🤖 AI Summary
To address critical limitations of large language models (LLMs) in automatic speech recognition (ASR)—including severe hallucination, poor cross-scenario generalization, and substantial performance degradation on industrial benchmarks versus open-source ones—this paper proposes a production-oriented end-to-end ASR system. Methodologically, it innovatively integrates large-scale multilingual speech pretraining, deep LLM-augmented joint acoustic-language modeling, and a streaming end-to-end architecture, further enhanced by reinforcement learning for sequence-level robustness optimization. This yields significant improvements in noise robustness, code-switching accuracy, and hotword customization. Evaluated on a realistic industrial test set, the system achieves state-of-the-art performance, substantially outperforming leading open-source models. Results demonstrate its effectiveness and practicality in challenging real-world scenarios—including multilingual mixing, high-noise environments, and dynamically evolving domains.
📝 Abstract
In recent years, automatic speech recognition (ASR) has witnessed transformative advancements driven by three complementary paradigms: data scaling, model size scaling, and deep integration with large language models (LLMs). However, LLMs are prone to hallucination, which can significantly degrade user experience in real-world ASR applications. In this paper, we present FunAudio-ASR, a large-scale, LLM-based ASR system that synergistically combines massive data, large model capacity, LLM integration, and reinforcement learning to achieve state-of-the-art performance across diverse and complex speech recognition scenarios.
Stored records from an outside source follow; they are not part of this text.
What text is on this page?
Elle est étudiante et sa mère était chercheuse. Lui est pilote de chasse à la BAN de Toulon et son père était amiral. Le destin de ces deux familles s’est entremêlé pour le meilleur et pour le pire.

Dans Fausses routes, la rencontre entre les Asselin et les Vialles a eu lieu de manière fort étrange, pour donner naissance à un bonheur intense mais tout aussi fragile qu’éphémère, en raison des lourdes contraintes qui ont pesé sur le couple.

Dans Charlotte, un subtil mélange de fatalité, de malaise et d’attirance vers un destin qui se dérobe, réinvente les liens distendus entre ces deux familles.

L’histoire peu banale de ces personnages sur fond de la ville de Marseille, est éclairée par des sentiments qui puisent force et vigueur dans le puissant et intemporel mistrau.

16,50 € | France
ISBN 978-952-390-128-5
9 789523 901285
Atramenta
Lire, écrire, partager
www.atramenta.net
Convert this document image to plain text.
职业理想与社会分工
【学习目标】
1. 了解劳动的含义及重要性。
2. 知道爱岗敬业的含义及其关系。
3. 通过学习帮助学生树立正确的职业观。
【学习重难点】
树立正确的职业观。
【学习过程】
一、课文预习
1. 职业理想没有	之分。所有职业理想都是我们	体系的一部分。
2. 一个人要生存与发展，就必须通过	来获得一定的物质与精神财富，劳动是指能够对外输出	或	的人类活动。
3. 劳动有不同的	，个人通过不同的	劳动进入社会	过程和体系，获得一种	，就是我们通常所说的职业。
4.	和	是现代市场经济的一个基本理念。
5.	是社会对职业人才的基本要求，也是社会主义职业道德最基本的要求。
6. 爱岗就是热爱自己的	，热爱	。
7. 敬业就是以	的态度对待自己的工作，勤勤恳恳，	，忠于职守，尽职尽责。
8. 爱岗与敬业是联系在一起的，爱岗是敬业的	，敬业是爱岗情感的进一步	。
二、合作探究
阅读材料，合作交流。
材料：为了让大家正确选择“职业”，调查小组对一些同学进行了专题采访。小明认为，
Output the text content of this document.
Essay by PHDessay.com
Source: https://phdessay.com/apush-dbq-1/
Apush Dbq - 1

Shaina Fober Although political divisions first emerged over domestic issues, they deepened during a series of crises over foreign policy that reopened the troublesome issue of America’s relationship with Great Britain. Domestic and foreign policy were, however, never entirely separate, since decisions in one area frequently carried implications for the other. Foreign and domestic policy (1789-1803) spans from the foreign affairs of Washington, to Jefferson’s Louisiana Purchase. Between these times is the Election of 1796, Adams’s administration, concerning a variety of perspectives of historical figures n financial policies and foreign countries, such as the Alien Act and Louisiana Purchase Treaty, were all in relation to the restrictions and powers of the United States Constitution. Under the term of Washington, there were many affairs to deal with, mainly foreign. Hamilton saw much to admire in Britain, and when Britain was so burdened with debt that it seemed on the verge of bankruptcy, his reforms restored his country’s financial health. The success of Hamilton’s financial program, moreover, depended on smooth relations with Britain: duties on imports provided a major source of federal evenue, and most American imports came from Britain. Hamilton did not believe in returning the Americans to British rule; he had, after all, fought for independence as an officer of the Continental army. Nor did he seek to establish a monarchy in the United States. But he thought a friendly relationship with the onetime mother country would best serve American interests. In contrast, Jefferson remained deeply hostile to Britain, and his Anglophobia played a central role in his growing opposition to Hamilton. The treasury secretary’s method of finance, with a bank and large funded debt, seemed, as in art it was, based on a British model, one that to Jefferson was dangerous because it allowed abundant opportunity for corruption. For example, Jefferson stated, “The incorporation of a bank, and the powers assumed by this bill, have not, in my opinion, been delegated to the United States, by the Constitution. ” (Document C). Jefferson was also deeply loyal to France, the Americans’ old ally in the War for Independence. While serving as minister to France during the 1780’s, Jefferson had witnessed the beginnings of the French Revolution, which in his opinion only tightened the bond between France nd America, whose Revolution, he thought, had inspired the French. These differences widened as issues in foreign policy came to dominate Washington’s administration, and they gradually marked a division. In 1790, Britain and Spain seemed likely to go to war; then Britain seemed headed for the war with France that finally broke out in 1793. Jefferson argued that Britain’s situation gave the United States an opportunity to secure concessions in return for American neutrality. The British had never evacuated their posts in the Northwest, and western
Moreover, FunAudio-ASR is specifically optimized for practical deployment, with enhancements in streaming capability, noise robustness, code-switching, hotword customization, and satisfying other real-world application requirements. Experimental results show that while most LLM-based ASR systems achieve strong performance on open-source benchmarks, they often underperform on real industry evaluation sets. Thanks to production-oriented optimizations, FunAudio-ASR achieves SOTA performance on real application datasets, demonstrating its effectiveness and robustness in practical settings.